The pre-positioning of Raul solves a potential struggle for succession and inhibits competitors.


How about this: Treat it as an opportunity. Use the change of facts to announce a change of course. Declare the old way over. Declare a new U.S.-Cuban relationship, blow open the doors of commerce and human interaction, allow American investment and tourism, mix it up, reach out one by one and person by person to the people of Cuba. "Flood the zone." Flood it with incipient prosperity and the insinuation of democratic values. Let Castroism drown in it.

That is how to undo Fidel, and Fidelism. That's how to give him, on the chance he's alive, a last and lingering headache. That's how to puncture his mystique. Let his people profit as he dies.
http://www.opinionjournal.com/columnists/pnoonan/?id=110008741

As Noonan says, the 40 year-old economic embargo has served its purpose in that anyone with half a brain (this obviously excludes the Leftists in this country) can see disaster illustrated in the Communism of Cuba. (prounced koo-bah)

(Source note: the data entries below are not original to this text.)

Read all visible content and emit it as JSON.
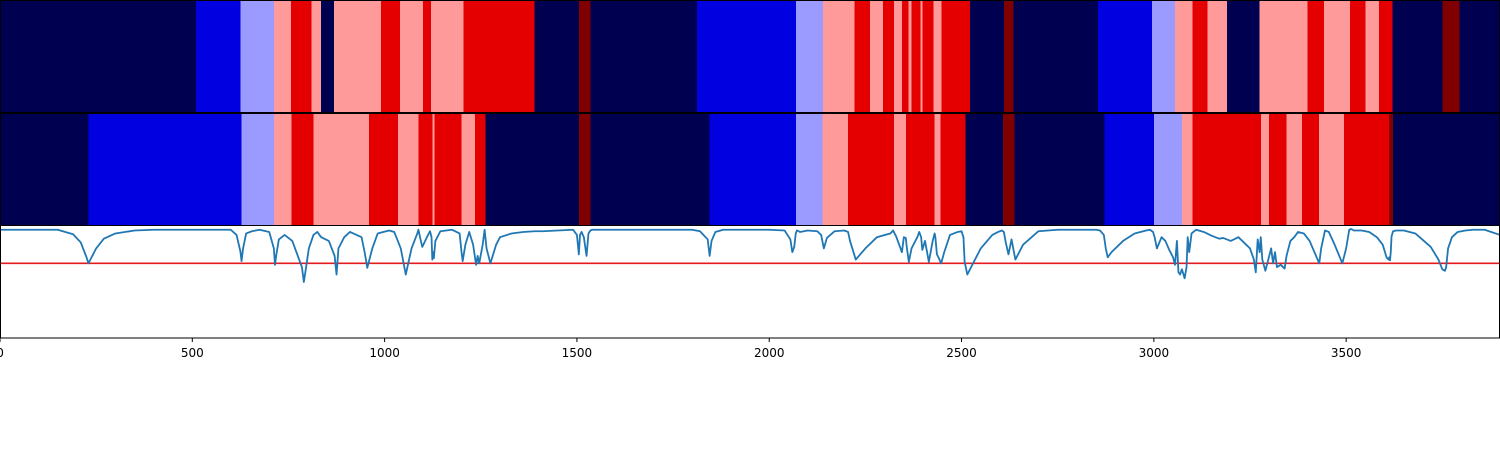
{
  "chart_data": {
    "type": "heatmap",
    "title": "",
    "xlabel": "",
    "ylabel": "",
    "xlim": [
      0,
      3900
    ],
    "x_ticks": [
      0,
      500,
      1000,
      1500,
      2000,
      2500,
      3000,
      3500
    ],
    "x_tick_labels": [
      "0",
      "500",
      "1000",
      "1500",
      "2000",
      "2500",
      "3000",
      "3500"
    ],
    "colors": {
      "0": "#000050",
      "1": "#0000e0",
      "2": "#9a9aff",
      "3": "#ff9a9a",
      "4": "#e40000",
      "5": "#800000"
    },
    "tracks": [
      {
        "segments": [
          [
            0,
            510,
            0
          ],
          [
            510,
            625,
            1
          ],
          [
            625,
            712,
            2
          ],
          [
            712,
            756,
            3
          ],
          [
            756,
            810,
            4
          ],
          [
            810,
            835,
            3
          ],
          [
            835,
            868,
            0
          ],
          [
            868,
            990,
            3
          ],
          [
            990,
            1040,
            4
          ],
          [
            1040,
            1100,
            3
          ],
          [
            1100,
            1120,
            4
          ],
          [
            1120,
            1205,
            3
          ],
          [
            1205,
            1390,
            4
          ],
          [
            1390,
            1505,
            0
          ],
          [
            1505,
            1535,
            5
          ],
          [
            1535,
            1812,
            0
          ],
          [
            1812,
            2070,
            1
          ],
          [
            2070,
            2140,
            2
          ],
          [
            2140,
            2222,
            3
          ],
          [
            2222,
            2262,
            4
          ],
          [
            2262,
            2296,
            3
          ],
          [
            2296,
            2325,
            4
          ],
          [
            2325,
            2345,
            3
          ],
          [
            2345,
            2362,
            4
          ],
          [
            2362,
            2370,
            3
          ],
          [
            2370,
            2393,
            4
          ],
          [
            2393,
            2398,
            3
          ],
          [
            2398,
            2427,
            4
          ],
          [
            2427,
            2448,
            3
          ],
          [
            2448,
            2522,
            4
          ],
          [
            2522,
            2610,
            0
          ],
          [
            2610,
            2635,
            5
          ],
          [
            2635,
            2855,
            0
          ],
          [
            2855,
            2995,
            1
          ],
          [
            2995,
            3055,
            2
          ],
          [
            3055,
            3100,
            3
          ],
          [
            3100,
            3140,
            4
          ],
          [
            3140,
            3190,
            3
          ],
          [
            3190,
            3275,
            0
          ],
          [
            3275,
            3400,
            3
          ],
          [
            3400,
            3443,
            4
          ],
          [
            3443,
            3510,
            3
          ],
          [
            3510,
            3550,
            4
          ],
          [
            3550,
            3585,
            3
          ],
          [
            3585,
            3620,
            4
          ],
          [
            3620,
            3750,
            0
          ],
          [
            3750,
            3795,
            5
          ],
          [
            3795,
            3900,
            0
          ]
        ]
      },
      {
        "segments": [
          [
            0,
            230,
            0
          ],
          [
            230,
            628,
            1
          ],
          [
            628,
            712,
            2
          ],
          [
            712,
            758,
            3
          ],
          [
            758,
            815,
            4
          ],
          [
            815,
            960,
            3
          ],
          [
            960,
            1035,
            4
          ],
          [
            1035,
            1088,
            3
          ],
          [
            1088,
            1125,
            4
          ],
          [
            1125,
            1130,
            3
          ],
          [
            1130,
            1200,
            4
          ],
          [
            1200,
            1235,
            3
          ],
          [
            1235,
            1262,
            4
          ],
          [
            1262,
            1505,
            0
          ],
          [
            1505,
            1535,
            5
          ],
          [
            1535,
            1845,
            0
          ],
          [
            1845,
            2070,
            1
          ],
          [
            2070,
            2138,
            2
          ],
          [
            2138,
            2205,
            3
          ],
          [
            2205,
            2325,
            4
          ],
          [
            2325,
            2355,
            3
          ],
          [
            2355,
            2430,
            4
          ],
          [
            2430,
            2445,
            3
          ],
          [
            2445,
            2510,
            4
          ],
          [
            2510,
            2608,
            0
          ],
          [
            2608,
            2638,
            5
          ],
          [
            2638,
            2872,
            0
          ],
          [
            2872,
            3000,
            1
          ],
          [
            3000,
            3073,
            2
          ],
          [
            3073,
            3100,
            3
          ],
          [
            3100,
            3278,
            4
          ],
          [
            3278,
            3300,
            3
          ],
          [
            3300,
            3345,
            4
          ],
          [
            3345,
            3385,
            3
          ],
          [
            3385,
            3430,
            4
          ],
          [
            3430,
            3495,
            3
          ],
          [
            3495,
            3612,
            4
          ],
          [
            3612,
            3622,
            5
          ],
          [
            3622,
            3900,
            0
          ]
        ]
      }
    ],
    "curve": {
      "color": "#1f77b4",
      "threshold": 1.0,
      "threshold_color": "#e41a1c",
      "ylim": [
        0,
        1.5
      ],
      "x": [
        0,
        150,
        190,
        210,
        225,
        230,
        235,
        250,
        270,
        300,
        350,
        400,
        450,
        500,
        550,
        600,
        615,
        625,
        628,
        632,
        640,
        655,
        675,
        700,
        712,
        715,
        718,
        725,
        740,
        760,
        770,
        785,
        790,
        795,
        803,
        815,
        825,
        835,
        855,
        870,
        875,
        880,
        895,
        910,
        940,
        948,
        955,
        968,
        982,
        1012,
        1025,
        1042,
        1055,
        1070,
        1085,
        1088,
        1092,
        1098,
        1110,
        1118,
        1122,
        1124,
        1126,
        1128,
        1132,
        1145,
        1175,
        1195,
        1200,
        1203,
        1210,
        1220,
        1230,
        1238,
        1242,
        1246,
        1255,
        1260,
        1265,
        1275,
        1290,
        1300,
        1330,
        1360,
        1390,
        1410,
        1450,
        1490,
        1500,
        1505,
        1508,
        1512,
        1518,
        1525,
        1530,
        1535,
        1540,
        1545,
        1600,
        1650,
        1700,
        1750,
        1800,
        1820,
        1840,
        1845,
        1850,
        1860,
        1880,
        1950,
        2000,
        2040,
        2055,
        2060,
        2065,
        2069,
        2072,
        2080,
        2100,
        2125,
        2135,
        2142,
        2150,
        2170,
        2195,
        2205,
        2210,
        2225,
        2250,
        2280,
        2300,
        2315,
        2322,
        2330,
        2345,
        2350,
        2355,
        2358,
        2363,
        2370,
        2385,
        2390,
        2395,
        2398,
        2405,
        2415,
        2425,
        2430,
        2432,
        2436,
        2440,
        2447,
        2455,
        2470,
        2490,
        2500,
        2505,
        2508,
        2515,
        2525,
        2550,
        2580,
        2595,
        2605,
        2610,
        2615,
        2622,
        2630,
        2640,
        2660,
        2700,
        2750,
        2800,
        2830,
        2850,
        2860,
        2870,
        2875,
        2880,
        2890,
        2920,
        2950,
        2980,
        2990,
        2998,
        3002,
        3008,
        3020,
        3030,
        3040,
        3050,
        3055,
        3060,
        3064,
        3068,
        3073,
        3080,
        3085,
        3088,
        3092,
        3098,
        3110,
        3130,
        3150,
        3170,
        3180,
        3200,
        3220,
        3230,
        3240,
        3250,
        3260,
        3265,
        3270,
        3275,
        3278,
        3282,
        3290,
        3300,
        3305,
        3310,
        3315,
        3320,
        3330,
        3340,
        3345,
        3355,
        3365,
        3375,
        3390,
        3405,
        3430,
        3435,
        3440,
        3445,
        3455,
        3470,
        3490,
        3500,
        3508,
        3513,
        3520,
        3540,
        3560,
        3580,
        3595,
        3605,
        3610,
        3612,
        3614,
        3616,
        3618,
        3622,
        3630,
        3650,
        3680,
        3720,
        3740,
        3750,
        3757,
        3760,
        3765,
        3775,
        3790,
        3810,
        3830,
        3860,
        3900
      ],
      "y": [
        1.45,
        1.45,
        1.39,
        1.28,
        1.08,
        1.0,
        1.05,
        1.2,
        1.33,
        1.4,
        1.44,
        1.45,
        1.45,
        1.45,
        1.45,
        1.45,
        1.38,
        1.16,
        1.03,
        1.2,
        1.4,
        1.43,
        1.45,
        1.42,
        1.2,
        0.98,
        1.1,
        1.32,
        1.38,
        1.3,
        1.16,
        0.95,
        0.75,
        0.92,
        1.2,
        1.38,
        1.42,
        1.35,
        1.3,
        1.1,
        0.85,
        1.2,
        1.35,
        1.42,
        1.35,
        1.15,
        0.94,
        1.2,
        1.4,
        1.44,
        1.42,
        1.2,
        0.85,
        1.2,
        1.4,
        1.45,
        1.35,
        1.22,
        1.35,
        1.43,
        1.35,
        1.05,
        1.15,
        1.07,
        1.3,
        1.43,
        1.45,
        1.4,
        1.15,
        1.03,
        1.25,
        1.42,
        1.25,
        0.98,
        1.1,
        1.0,
        1.25,
        1.45,
        1.2,
        1.0,
        1.25,
        1.35,
        1.4,
        1.42,
        1.43,
        1.43,
        1.44,
        1.45,
        1.38,
        1.12,
        1.38,
        1.42,
        1.35,
        1.1,
        1.4,
        1.44,
        1.45,
        1.45,
        1.45,
        1.45,
        1.45,
        1.45,
        1.45,
        1.43,
        1.32,
        1.1,
        1.3,
        1.42,
        1.45,
        1.45,
        1.45,
        1.44,
        1.32,
        1.15,
        1.22,
        1.4,
        1.44,
        1.42,
        1.44,
        1.43,
        1.38,
        1.2,
        1.34,
        1.43,
        1.44,
        1.42,
        1.3,
        1.05,
        1.2,
        1.35,
        1.38,
        1.4,
        1.44,
        1.36,
        1.15,
        1.35,
        1.34,
        1.2,
        1.02,
        1.2,
        1.35,
        1.42,
        1.35,
        1.18,
        1.3,
        1.02,
        1.3,
        1.4,
        1.35,
        1.12,
        1.08,
        1.0,
        1.15,
        1.38,
        1.42,
        1.43,
        1.35,
        1.02,
        0.85,
        0.95,
        1.2,
        1.38,
        1.42,
        1.44,
        1.42,
        1.28,
        1.12,
        1.32,
        1.05,
        1.25,
        1.43,
        1.45,
        1.45,
        1.45,
        1.45,
        1.44,
        1.38,
        1.2,
        1.08,
        1.15,
        1.3,
        1.4,
        1.44,
        1.45,
        1.42,
        1.35,
        1.2,
        1.35,
        1.3,
        1.18,
        1.08,
        0.98,
        1.3,
        0.88,
        0.85,
        0.92,
        0.8,
        0.95,
        1.35,
        1.15,
        1.4,
        1.45,
        1.42,
        1.37,
        1.33,
        1.34,
        1.3,
        1.35,
        1.3,
        1.25,
        1.2,
        1.05,
        0.88,
        1.32,
        1.15,
        1.35,
        1.05,
        0.9,
        1.1,
        1.2,
        1.0,
        1.15,
        0.95,
        0.98,
        0.93,
        1.1,
        1.3,
        1.35,
        1.42,
        1.4,
        1.3,
        1.0,
        1.2,
        1.32,
        1.44,
        1.42,
        1.25,
        1.0,
        1.2,
        1.45,
        1.46,
        1.44,
        1.44,
        1.42,
        1.35,
        1.25,
        1.08,
        1.05,
        1.08,
        1.04,
        1.15,
        1.36,
        1.43,
        1.44,
        1.44,
        1.4,
        1.22,
        1.05,
        0.92,
        0.9,
        0.95,
        1.2,
        1.35,
        1.42,
        1.44,
        1.45,
        1.45,
        1.38
      ]
    }
  }
}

Still, let's talk to the Cubans of Florida and hear what they think about this idea. They are the families who lost their homes and land to the Revolution. They are the widows and orphans of the men who lost their lives in the Bay of Pigs debacle when President Kennedy demonstrated his lack of character and courage... letting the brave freedom fighters die on the beach.

These people who were personally persecuted by Castro and betrayed by the over-rated, morally bankrupt JFK, should be heard before we jump in and make new policy.